Hambüchen: Es kam mir vor, wie eine Ewigkeit. Wobei, das Zeitgefühl hatte ich in diesem Moment so gar nicht, der Wechsel von Anspannung und Entspannung zwischen den Übungen und den jeweiligen Bewertungen war das Schlimmste. Man kennt den Ausgangswert der Übungen der Konkurrenten, schaut auf die Ausführung, sucht nach Fehlern und rechnet im Kopf mit.

Gab es einen Moment, in dem Sie dachten: „Verdammt, der war besser als ich!“

Hambüchen: Nein, meiner Meinung nach war ich nie raus aus der Nummer. Nach Epke Zonderlands Absturz war die Tür offen für mich. Der Amerikaner Danell Leyva hatte es zum Schluss noch einmal in der Hand, aber auch seine Übung war nicht perfekt. Da der Oberkampfrichter auch ein Amerikaner war und man als Letzter immer einen kleinen Bonus hat, habe ich noch kurz gezittert. Letztlich waren die 0,25 Punkte Vorsprung nicht überdeutlich, aber es geht im Turnen schon auch noch knapper.

Einige Sportler fallen nach einer langen Karriere in ein Loch. Sie studieren Sport, wollen vielleicht Trainer werden, kurzum: Um Sie muss sich niemand sorgen, oder?

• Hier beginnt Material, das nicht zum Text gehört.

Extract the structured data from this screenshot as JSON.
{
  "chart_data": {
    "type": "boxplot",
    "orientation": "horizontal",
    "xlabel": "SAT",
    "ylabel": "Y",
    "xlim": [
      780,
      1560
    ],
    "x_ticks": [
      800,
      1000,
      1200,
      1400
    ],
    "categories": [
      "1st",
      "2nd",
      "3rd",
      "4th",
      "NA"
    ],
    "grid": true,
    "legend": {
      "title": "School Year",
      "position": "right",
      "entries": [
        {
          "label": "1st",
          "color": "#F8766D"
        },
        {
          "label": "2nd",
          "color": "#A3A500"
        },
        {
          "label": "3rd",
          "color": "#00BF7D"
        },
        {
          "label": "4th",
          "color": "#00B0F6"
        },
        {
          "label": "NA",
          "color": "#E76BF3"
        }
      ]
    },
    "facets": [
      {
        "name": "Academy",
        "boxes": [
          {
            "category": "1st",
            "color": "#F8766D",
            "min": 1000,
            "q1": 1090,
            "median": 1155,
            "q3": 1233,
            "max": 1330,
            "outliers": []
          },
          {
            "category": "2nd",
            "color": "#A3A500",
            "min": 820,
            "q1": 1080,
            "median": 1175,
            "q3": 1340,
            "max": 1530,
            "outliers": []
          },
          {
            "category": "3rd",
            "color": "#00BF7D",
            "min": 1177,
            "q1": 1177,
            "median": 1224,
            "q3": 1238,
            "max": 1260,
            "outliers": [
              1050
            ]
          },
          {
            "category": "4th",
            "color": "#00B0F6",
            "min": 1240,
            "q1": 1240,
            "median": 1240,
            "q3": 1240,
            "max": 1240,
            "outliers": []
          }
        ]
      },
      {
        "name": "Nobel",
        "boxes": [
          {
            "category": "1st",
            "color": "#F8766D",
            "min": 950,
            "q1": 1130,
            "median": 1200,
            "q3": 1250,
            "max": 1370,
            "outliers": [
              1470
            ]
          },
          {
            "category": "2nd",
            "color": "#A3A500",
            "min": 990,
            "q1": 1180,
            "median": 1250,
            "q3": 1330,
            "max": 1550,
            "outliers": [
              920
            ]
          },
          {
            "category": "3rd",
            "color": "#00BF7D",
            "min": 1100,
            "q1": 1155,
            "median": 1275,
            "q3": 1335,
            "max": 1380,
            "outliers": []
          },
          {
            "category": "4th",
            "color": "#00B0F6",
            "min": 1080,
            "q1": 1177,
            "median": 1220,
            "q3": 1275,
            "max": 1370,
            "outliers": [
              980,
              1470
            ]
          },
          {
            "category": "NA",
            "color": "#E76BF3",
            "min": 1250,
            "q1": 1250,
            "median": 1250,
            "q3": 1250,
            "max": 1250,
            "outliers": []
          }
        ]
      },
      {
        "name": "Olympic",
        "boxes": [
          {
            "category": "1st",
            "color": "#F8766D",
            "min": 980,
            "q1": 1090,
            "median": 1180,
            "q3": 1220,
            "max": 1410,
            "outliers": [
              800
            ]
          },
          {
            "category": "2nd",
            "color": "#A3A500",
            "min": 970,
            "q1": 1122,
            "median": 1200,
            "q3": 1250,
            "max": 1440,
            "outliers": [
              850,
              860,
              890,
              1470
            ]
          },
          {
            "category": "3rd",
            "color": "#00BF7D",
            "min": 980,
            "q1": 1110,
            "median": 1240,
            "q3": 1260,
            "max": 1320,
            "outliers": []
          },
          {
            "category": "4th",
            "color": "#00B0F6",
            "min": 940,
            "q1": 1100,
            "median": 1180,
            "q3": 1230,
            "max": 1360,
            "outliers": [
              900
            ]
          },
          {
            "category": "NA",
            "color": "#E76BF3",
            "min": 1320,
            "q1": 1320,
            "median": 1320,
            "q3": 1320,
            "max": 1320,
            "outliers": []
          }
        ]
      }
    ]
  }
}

Hambüchen: Nein, das glaube ich nicht, aber man muss sich umgewöhnen und komplett neu finden. Ich habe jahrelang auf ein Ziel hingearbeitet, hatte eine feste Tagesstruktur und wusste immer, was am nächsten Tag passiert. Jetzt kann ich plötzlich spontan sein und muss mich nicht ständig an feste Vorgaben halten.

In Zeiten von drohenden Leistungssportreformen fürchten viele Randsportarten um ihr Dasein. Haben Sie Angst, dass das Turnen in Deutschland verschwinden könnte?

Hambüchen: Fußball steht über allem, das ist klar, aber auch der Turnsport, der auf Turnvater Jahn zurückgeht, ist in unserem Land ein sehr traditioneller Sport. Turner wird es immer geben, das zeigen auch die aktuellen Zahlen in den Vereinen. Die Frage ist nur, auf welchem Niveau? Um weiter vorne mitzuspielen ist eine Förderung an der Basis nötig, wenn nichts nachkommt, ist es schwierig. Bestes Beispiel sind die Schwimmer, da war Deutschland früher in der Spitze, im Moment hinken sie etwas hinterher.

Was uns zur letzten Frage führt. Die Lieferung Ihres Gold-Recks hinkt auch hinterher, haben Sie noch Hoffnung?

Hambüchen: Dass es dieses Jahr nicht mehr klappt, war schon länger klar, Mitte Dezember hatte ich noch einmal mit dem Hersteller gesprochen. Es gab Probleme beim Zoll und bei der Verfrachtung, aber spätestens im Frühjahr, zu Ostern, sollte es klappen.